No fue difícil cruzar el sótano por entre los coches aparcados sin que nadie pudiera controlar mi presencia. Sólo había cámaras de seguridad en las zonas de entrada y salida de los coches, sobre las garitas de cobro. Era perfectamente posible ir desde el punto de partida hasta las escaleras mecánicas que subían hacia el centro comercial sin quedar registrado en ninguna cinta de vídeo. Casi no hacía falta ni proponérselo.

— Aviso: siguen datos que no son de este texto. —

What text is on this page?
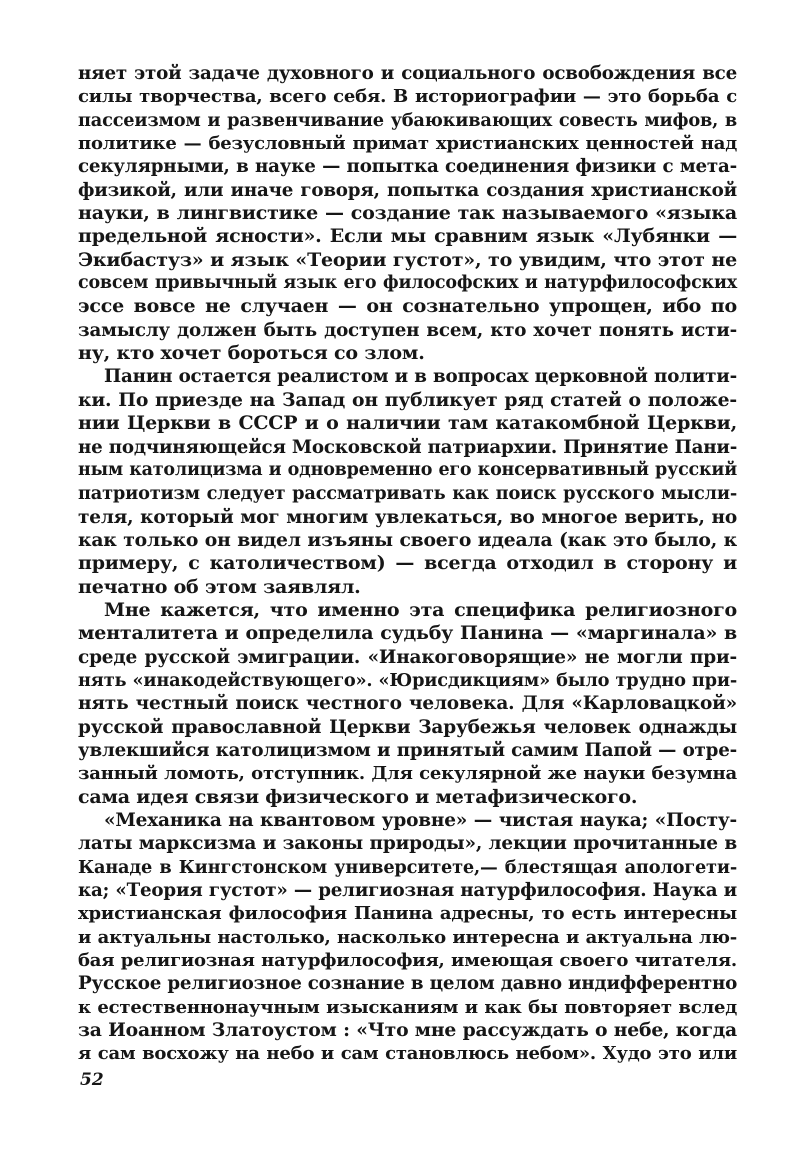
няет этой задаче духовного и социального освобождения все
силы творчества, всего себя. В историографии — это борьба с
пассеизмом и развенчивание убаюкивающих совесть мифов, в
политике — безусловный примат христианских ценностей над
секулярными, в науке — попытка соединения физики с мета-
физикой, или иначе говоря, попытка создания христианской
науки, в лингвистике — создание так называемого «языка
предельной ясности». Если мы сравним язык «Лубянки —
Экибастуз» и язык «Теории густот», то увидим, что этот не
совсем привычный язык его философских и натурфилософских
эссе вовсе не случаен — он сознательно упрощен, ибо по
замыслу должен быть доступен всем, кто хочет понять исти-
ну, кто хочет бороться со злом.
Панин остается реалистом и в вопросах церковной полити-
ки. По приезде на Запад он публикует ряд статей о положе-
нии Церкви в СССР и о наличии там катакомбной Церкви,
не подчиняющейся Московской патриархии. Принятие Пани-
ным католицизма и одновременно его консервативный русский
патриотизм следует рассматривать как поиск русского мысли-
теля, который мог многим увлекаться, во многое верить, но
как только он видел изъяны своего идеала (как это было, к
примеру, с католичеством) — всегда отходил в сторону и
печатно об этом заявлял.
Мне кажется, что именно эта специфика религиозного
менталитета и определила судьбу Панина — «маргинала» в
среде русской эмиграции. «Инакоговорящие» не могли при-
нять «инакодействующего». «Юрисдикциям» было трудно при-
нять честный поиск честного человека. Для «Карловацкой»
русской православной Церкви Зарубежья человек однажды
увлекшийся католицизмом и принятый самим Папой — отре-
занный ломоть, отступник. Для секулярной же науки безумна
сама идея связи физического и метафизического.
«Механика на квантовом уровне» — чистая наука; «Посту-
латы марксизма и законы природы», лекции прочитанные в
Канаде в Кингстонском университете,— блестящая апологети-
ка; «Теория густот» — религиозная натурфилософия. Наука и
христианская философия Панина адресны, то есть интересны
и актуальны настолько, насколько интересна и актуальна лю-
бая религиозная натурфилософия, имеющая своего читателя.
Русское религиозное сознание в целом давно индифферентно
к естественнонаучным изысканиям и как бы повторяет вслед
за Иоанном Златоустом : «Что мне рассуждать о небе, когда
я сам восхожу на небо и сам становлюсь небом». Худо это или
52
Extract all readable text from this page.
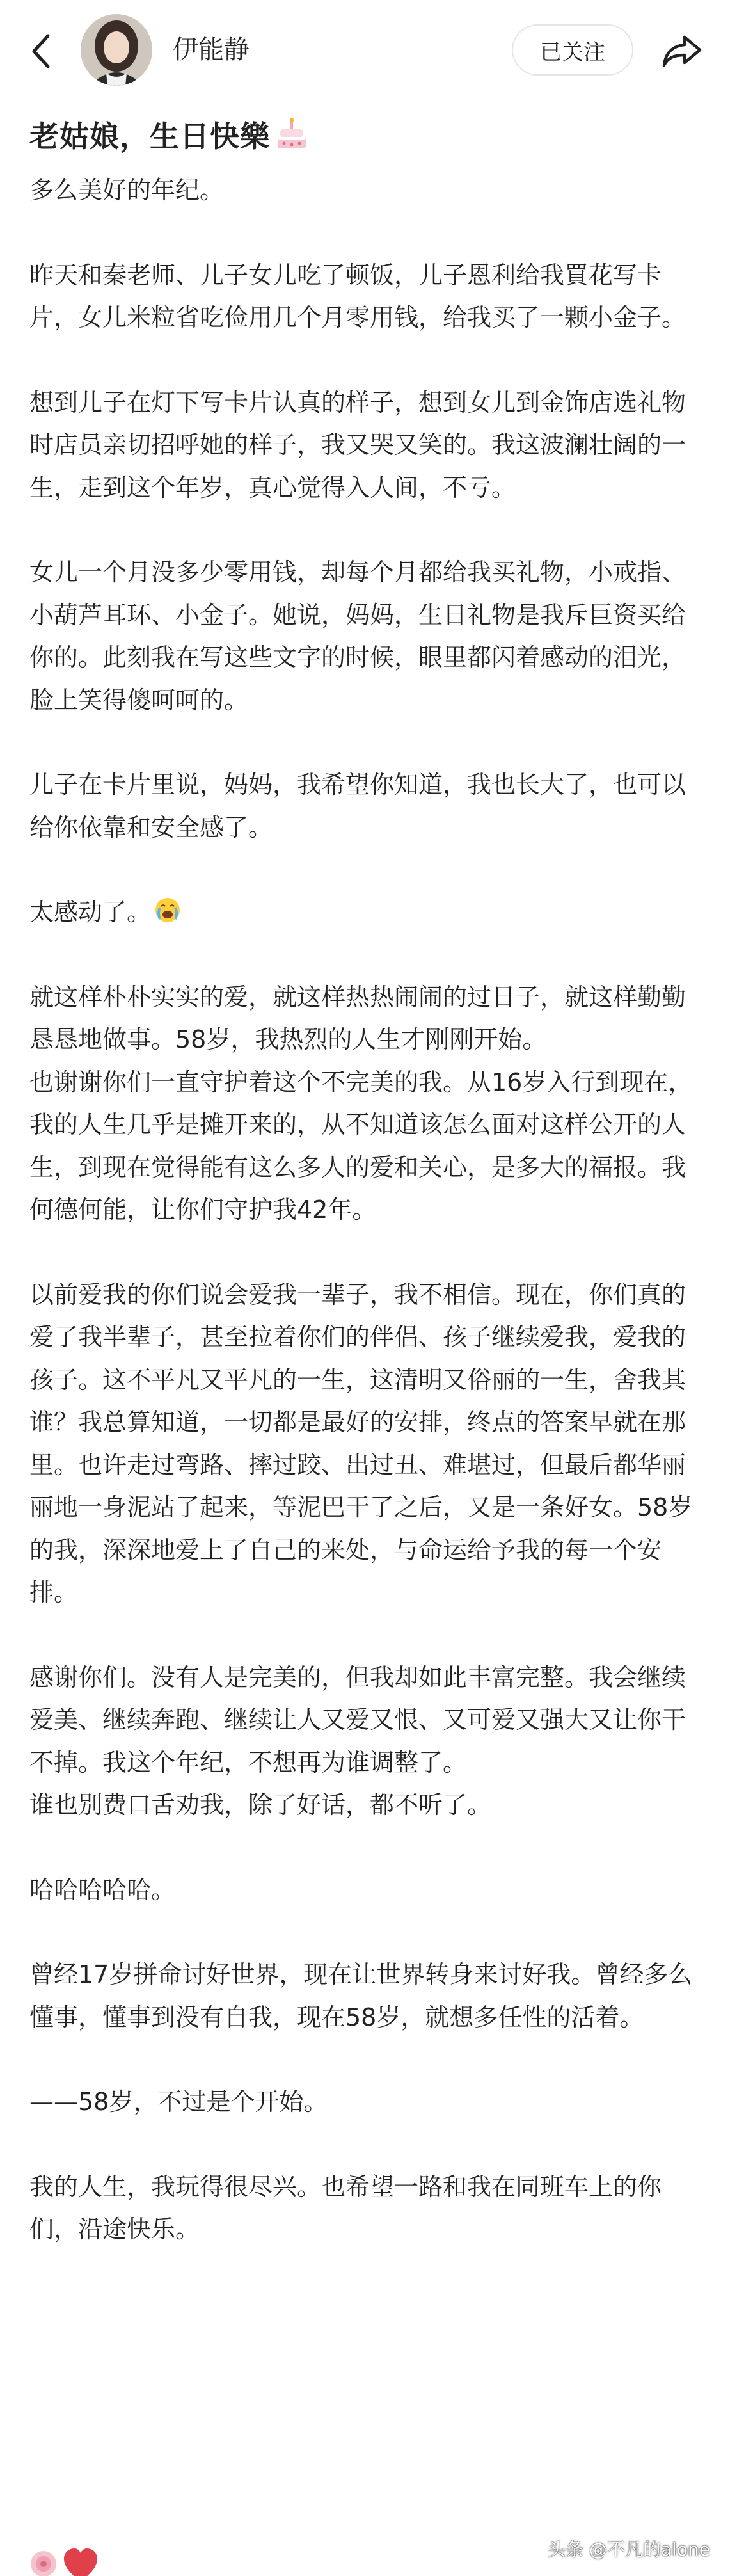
伊能静	已关注
老姑娘，生日快樂

多么美好的年纪。

昨天和秦老师、儿子女儿吃了顿饭，儿子恩利给我買花写卡片，女儿米粒省吃俭用几个月零用钱，给我买了一颗小金子。

想到儿子在灯下写卡片认真的样子，想到女儿到金饰店选礼物时店员亲切招呼她的样子，我又哭又笑的。我这波澜壮阔的一生，走到这个年岁，真心觉得入人间，不亏。

女儿一个月没多少零用钱，却每个月都给我买礼物，小戒指、小葫芦耳环、小金子。她说，妈妈，生日礼物是我斥巨资买给你的。此刻我在写这些文字的时候，眼里都闪着感动的泪光，脸上笑得傻呵呵的。

儿子在卡片里说，妈妈，我希望你知道，我也长大了，也可以给你依靠和安全感了。

太感动了。

就这样朴朴实实的爱，就这样热热闹闹的过日子，就这样勤勤恳恳地做事。58岁，我热烈的人生才刚刚开始。

也谢谢你们一直守护着这个不完美的我。从16岁入行到现在，我的人生几乎是摊开来的，从不知道该怎么面对这样公开的人生，到现在觉得能有这么多人的爱和关心，是多大的福报。我何德何能，让你们守护我42年。

以前爱我的你们说会爱我一辈子，我不相信。现在，你们真的爱了我半辈子，甚至拉着你们的伴侣、孩子继续爱我，爱我的孩子。这不平凡又平凡的一生，这清明又俗丽的一生，舍我其谁？我总算知道，一切都是最好的安排，终点的答案早就在那里。也许走过弯路、摔过跤、出过丑、难堪过，但最后都华丽丽地一身泥站了起来，等泥巴干了之后，又是一条好女。58岁的我，深深地爱上了自己的来处，与命运给予我的每一个安排。

感谢你们。没有人是完美的，但我却如此丰富完整。我会继续爱美、继续奔跑、继续让人又爱又恨、又可爱又强大又让你干不掉。我这个年纪，不想再为谁调整了。

谁也别费口舌劝我，除了好话，都不听了。

哈哈哈哈哈。

曾经17岁拼命讨好世界，现在让世界转身来讨好我。曾经多么懂事，懂事到没有自我，现在58岁，就想多任性的活着。

——58岁，不过是个开始。

我的人生，我玩得很尽兴。也希望一路和我在同班车上的你们，沿途快乐。

头条 @不凡的alone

Ningún objetivo indiscreto vigilaba el trayecto ascendente, pero, una vez arriba, en la entrada del centro, descubrí una cámara colgada del techo, enfocando casi todo el pasillo que comunicaba con las tiendas y también la salida lateral por la que se accedía directamente a la calle. Si el asesino hubiera escapado por allí, hacia el exterior, habría quedado inmortalizado en un vídeo: para evitar aquella cámara, el fugitivo tenía que pegar el cuerpo al escaparate de una tienda de artículos deportivos, como si pretendiera entrar en el mismo cruzando el cristal. Lo hice y me encontré irremediablemente dentro del centro comercial.

Ante mí, se me ofrecían dos calles de tiendas. En la de la derecha, brillaba el distintivo del cajero automático de una entidad bancaria, lo que implicaba una cámara vigilando. Si daba media docena de pasos en aquella dirección, entraría en su radio de acción. Imposible pasar por allí. Tomé la calle de la izquierda.